Nonetheless, as that marriage petered out five years later, she took up with his son, Nicky Hilton, who was at the time fleeing his marriage to Elizabeth Taylor, the screen legend with whom she shared lovers, a close friendship, and an obsession with diamonds. “Diamonds are a leitmotif in our family,” wrote Gabor, whose father once gave her a 10-carat sparkler with the caveat that she never marry a man who couldn’t better it.

According to her autobiography, her one child, Francesca Hilton, was the result of Gabor’s hotelier husband raping her one night at the Plaza Hotel. Francesca, who was left only $100,000 when Conrad died in 1979, died Jan. 5, 2015, of an apparent stroke. She had been warring bitterly with Frédéric Prinz von Anhalt (born Hans Georg Robert Lichtenberg), Gabor’s husband of 30 years and the trustee of Gabor’s estate, over the care of her mother. Francesca had not been allowed to speak with Gabor for several years prior to her death.

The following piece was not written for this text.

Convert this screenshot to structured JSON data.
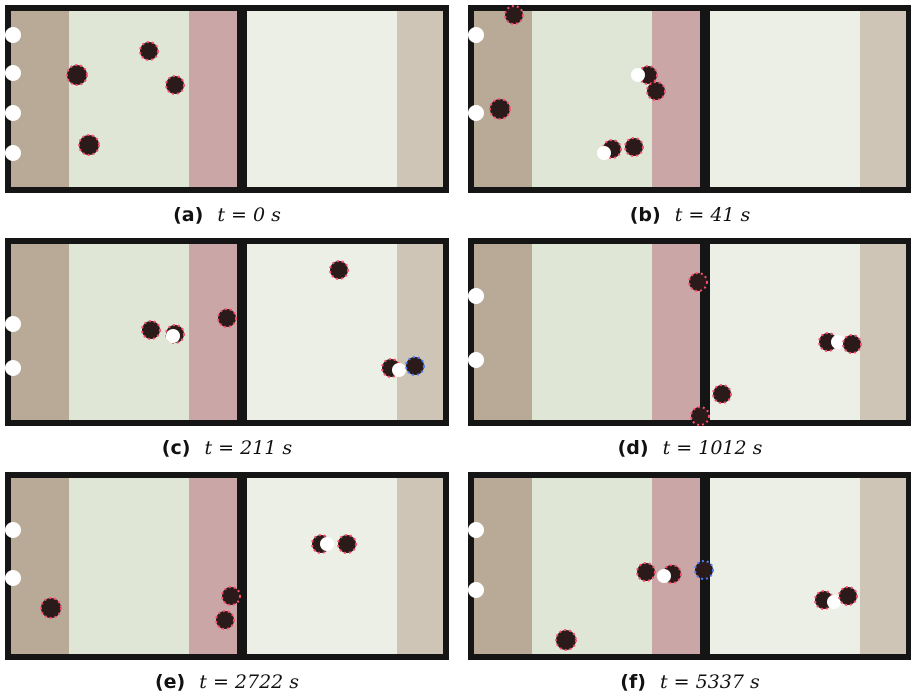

After Hilton, husbands came and went like so many sitcom guest stars. There was the actor (Sanders, who would later briefly marry her sister Magda), the investment banker (Herbert Hunter), the oilman (Joshua Cosden), the toy designer (Jack Ryan), the divorce attorney (Michael O’Hara), and the realtor-playboy (Count Filipe de Alba). Alba committed the cardinal sin for any Zsa Zsa paramour. “He bored me,” she said in 1982. “He’s a playboy and I’m a hard-working actress.”

Finally came her “prince”—though Frederic von Anhalt’s claim to actual royal lineage is iffy by most accounts. Her match in terms of colorful tale spinning, they met at a party in the early ’80s and had been partners ever since. “Everything I have, I have through my wife,” von Anhalt told The Scotsman in 2006. “She pushed me so hard it made me sick; dragged me around meeting four U.S. presidents, bought me everything that I wanted. Do you believe she didn’t know the kind of man she was marrying? My wife parted from eight men. Why I am still there? Because I am not like her other men.”

For most people who remember her heyday, when she graced the covers of countless fan magazines and served as a gleefully unpredictable TV guest star, it is easy to forget what a powerful and fearless path Gabor and her fabulous sisters cut through the staid Hollywood landscape. Yes, she was a famous wife and ex-wife, but her glamour always came from somewhere deeper.

“I always dress for myself,” Gabor, who prided herself in her collection of fur coats, wrote in her autobiography. “I change a lot during the day—sometimes as much as four times—but I always do it for me, not because I want to impress some man.”